Force est de constater que le concept marche. En moins de cinq ans, la rue Rémusat de Toulouse est devenu le repère de Cyrille Cotelle. Il a pu y installer au total quatre boutiques estampillées "Comptoir du Rêve", proposant de la bande dessinée au comics en passant la romantasy. "Nous réinvestissons ce que nous gagnons pour grandir. Puis, nous sommes la première librairie qui a essayé TikTok, ce qui nous a apporté du monde", pose le gérant.
Une concurrence féroce
L'expansion fulgurante du Comptoir du Rêve est scrutée de près par les autres librairies indépendantes de Toulouse. Beaucoup s'accordent à dire que la concurrence féroce du Comptoir, comme ils l'appellent, n'est pas facile à vivre.
Mais le marché reste encore viable pour les différents acteurs. Crossover Mangas en est l'exemple. Lancée en 2021 et installée désormais 16 rue de Metz, l'enseigne réussi à attirer de nouveaux passionnés. Cogérant de la boutique, Benoit Mino assure connaître "une hausse du nombre de clients". Il évoque une "concurrence saine" avec le Comptoir du Rêve, "qui joue au Monopoly, mais n’a pas volé sa place de premier toulousain."
"Notre objectif est que la clientèle du Comptoir du Rêve passe ensuite chez nous", poursuit Benoît Mino.
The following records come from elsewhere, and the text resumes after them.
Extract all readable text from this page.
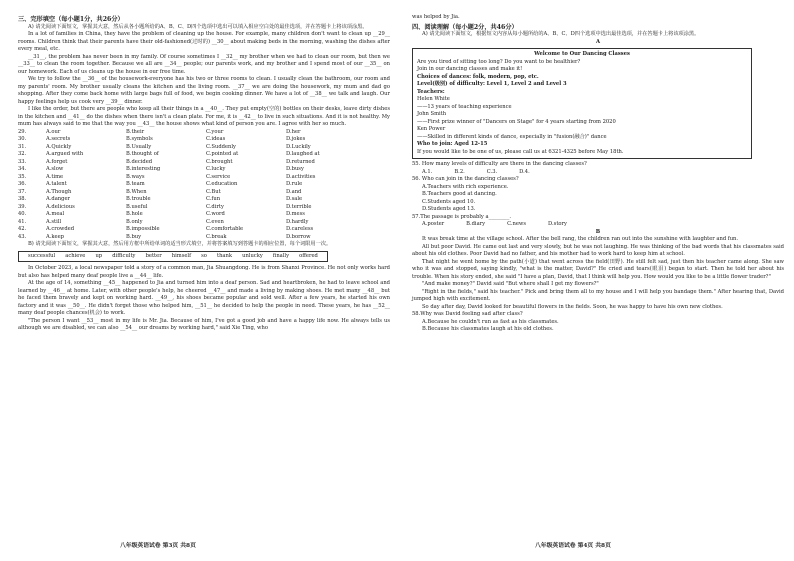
三、完形填空（每小题1分，共26分）

A) 请先阅读下面短文，掌握其大意，然后从各小题所给的A、B、C、D四个选项中选出可以填入相应空白处的最佳选项，并在答题卡上将该项涂黑。

In a lot of families in China, they have the problem of cleaning up the house. For example, many children don't want to clean up __29__ rooms. Children think that their parents have their old-fashioned(过时的) __30__ about making beds in the morning, washing the dishes after every meal, etc.

__31__, the problem has never been in my family. Of course sometimes I __32__ my brother when we had to clean our room, but then we __33__ to clean the room together. Because we all are __34__ people; our parents work, and my brother and I spend most of our __35__ on our homework. Each of us cleans up the house in our free time.

We try to follow the __36__ of the housework-everyone has his two or three rooms to clean. I usually clean the bathroom, our room and my parents' room. My brother usually cleans the kitchen and the living room. __37__ we are doing the housework, my mum and dad go shopping. After they come back home with large bags full of food, we begin cooking dinner. We have a lot of __38__ we talk and laugh. Our happy feelings help us cook very __39__ dinner.

I like the order, but there are people who keep all their things in a __40__. They put empty(空的) bottles on their desks, leave dirty dishes in the kitchen and __41__ do the dishes when there isn't a clean plate. For me, it is __42__ to live in such situations. And it is not healthy. My mum has always said to me that the way you __43__ the house shows what kind of person you are. I agree with her so much.

29.	A.our	B.their	C.your	D.her
30.	A.secrets	B.symbols	C.ideas	D.jokes
31.	A.Quickly	B.Usually	C.Suddenly	D.Luckily
32.	A.argued with	B.thought of	C.pointed at	D.laughed at
33.	A.forget	B.decided	C.brought	D.returned
34.	A.slow	B.interesting	C.lucky	D.busy
35.	A.time	B.ways	C.service	D.activities
36.	A.talent	B.team	C.education	D.rule
37.	A.Though	B.When	C.But	D.and
38.	A.danger	B.trouble	C.fun	D.sale
39.	A.delicious	B.useful	C.dirty	D.terrible
40.	A.meal	B.hole	C.word	D.mess
41.	A.still	B.only	C.even	D.hardly
42.	A.crowded	B.impossible	C.comfortable	D.careless
43.	A.keep	B.buy	C.break	D.borrow

B) 请先阅读下面短文，掌握其大意，然后用方框中所给单词的适当形式填空，并将答案填写到答题卡的相应位置，每个词限用一次。

successful achieve up difficulty better himself so thank unlucky finally offered

In October 2023, a local newspaper told a story of a common man, Jia Shuangdong. He is from Shanxi Province. He not only works hard but also has helped many deaf people live a __44__ life.

At the age of 14, something __45__ happened to Jia and turned him into a deaf person. Sad and heartbroken, he had to leave school and learned by __46__ at home. Later, with other people's help, he cheered __47__ and made a living by making shoes. He met many __48__ but he faced them bravely and kept on working hard. __49__, his shoes became popular and sold well. After a few years, he started his own factory and it was __50__. He didn't forget those who helped him, __51__ he decided to help the people in need. These years, he has __52__ many deaf people chances(机会) to work.

"The person I want __53__ most in my life is Mr. Jia. Because of him, I've got a good job and have a happy life now. He always tells us although we are disabled, we can also __54__ our dreams by working hard," said Xie Ting, who

was helped by Jia.

四、阅读理解（每小题2分，共46分）

A) 请先阅读下面短文，根据短文内容从每小题所给的A、B、C、D四个选项中选出最佳选项，并在答题卡上将该项涂黑。

A
Welcome to Our Dancing Classes
Are you tired of sitting too long? Do you want to be healthier?
Join in our dancing classes and make it!
Choices of dances: folk, modern, pop, etc.
Level(级别) of difficulty: Level 1, Level 2 and Level 3
Teachers:
Helen White
——13 years of teaching experience
John Smith
——First prize winner of "Dancers on Stage" for 4 years starting from 2020
Ken Power
——Skilled in different kinds of dance, especially in "fusion(融合)" dance
Who to join: Aged 12-15
If you would like to be one of us, please call us at 6321-4325 before May 18th.
55. How many levels of difficulty are there in the dancing classes?
A.1.	B.2.	C.3.	D.4.
56. Who can join in the dancing classes?
A.Teachers with rich experience.
B.Teachers good at dancing.
C.Students aged 10.
D.Students aged 13.
57.The passage is probably a________.
A.poster	B.diary	C.news	D.story
B

It was break time at the village school. After the bell rang, the children ran out into the sunshine with laughter and fun.

All but poor David. He came out last and very slowly, but he was not laughing. He was thinking of the bad words that his classmates said about his old clothes. Poor David had no father, and his mother had to work hard to keep him at school.

That night he went home by the path(小道) that went across the field(田野). He still felt sad, just then his teacher came along. She saw who it was and stopped, saying kindly, "what is the matter, David?" He cried and tears(眼泪) began to start. Then he told her about his trouble. When his story ended, she said "I have a plan, David, that I think will help you. How would you like to be a little flower trader?"

"And make money?" David said "But where shall I get my flowers?"

"Right in the fields," said his teacher." Pick and bring them all to my house and I will help you bandage them." After hearing that, David jumped high with excitement.

So day after day, David looked for beautiful flowers in the fields. Soon, he was happy to have his own new clothes.

58.Why was David feeling sad after class?
A.Because he couldn't run as fast as his classmates.
B.Because his classmates laugh at his old clothes.
八年级英语试卷 第3页 共8页	八年级英语试卷 第4页 共8页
Un constat partagé par grand nombre de libraires qui acceptent la surpuissance des enseignes rue Rémusat et essayent de se différencier pour attirer de nouveaux clients et garder leurs fidèles. "Le Comptoir est hors catégorie, mais une partie du public apprécie davantage le côté intimiste de nos boutiques. Nous avons plus le temps de discuter, de conseiller", pose Sylvain, responsable manga d'un autre poids lourd du marché : Bédéciné.
Ces visites d'un même client dans différentes enseignes du centre-ville représentent aussi la vision du marché de Cyrille Cotelle: "Je ne pense pas que les librairies se font concurrence entre elles. Nous créons un pôle d'activité. Les gens viennent au Comptoir du Rêve puis font le tour des autres librairies. C'est dynamique pour tout le monde."
S'il n'est donc pas l'heure de tirer la sonnette d'alarme, le marché spécialisé des mangas et des bandes dessinées semble bien bouché à Toulouse. "Je ne pense pas qu’il y ait la place aujourd’hui pour un autre acteur", assure Benoit Mino.
Des fermetures de boutiques
Il n'y a plus la place pour grand monde. Et certains se sont même brûlés les ailes. C'est le cas notamment de la librairie BD Fugue. Installée en 2012 rue sainte-Ursule, l'enseigne a été contrainte de fermer en fin d'année dernière. Son ancien gérant, Guillaume Hainaut raconte une période extrêmement compliquée : "J'ai décidé d'investir sur une autre boutique dans la rue, spécialisée dans les mangas. Mais j'ai vite eu des problèmes de trésorerie. J'ai reçu de l'aide de la part d'autres librairies, mais cela n'a pas suffi. C'était difficile pour tout le monde".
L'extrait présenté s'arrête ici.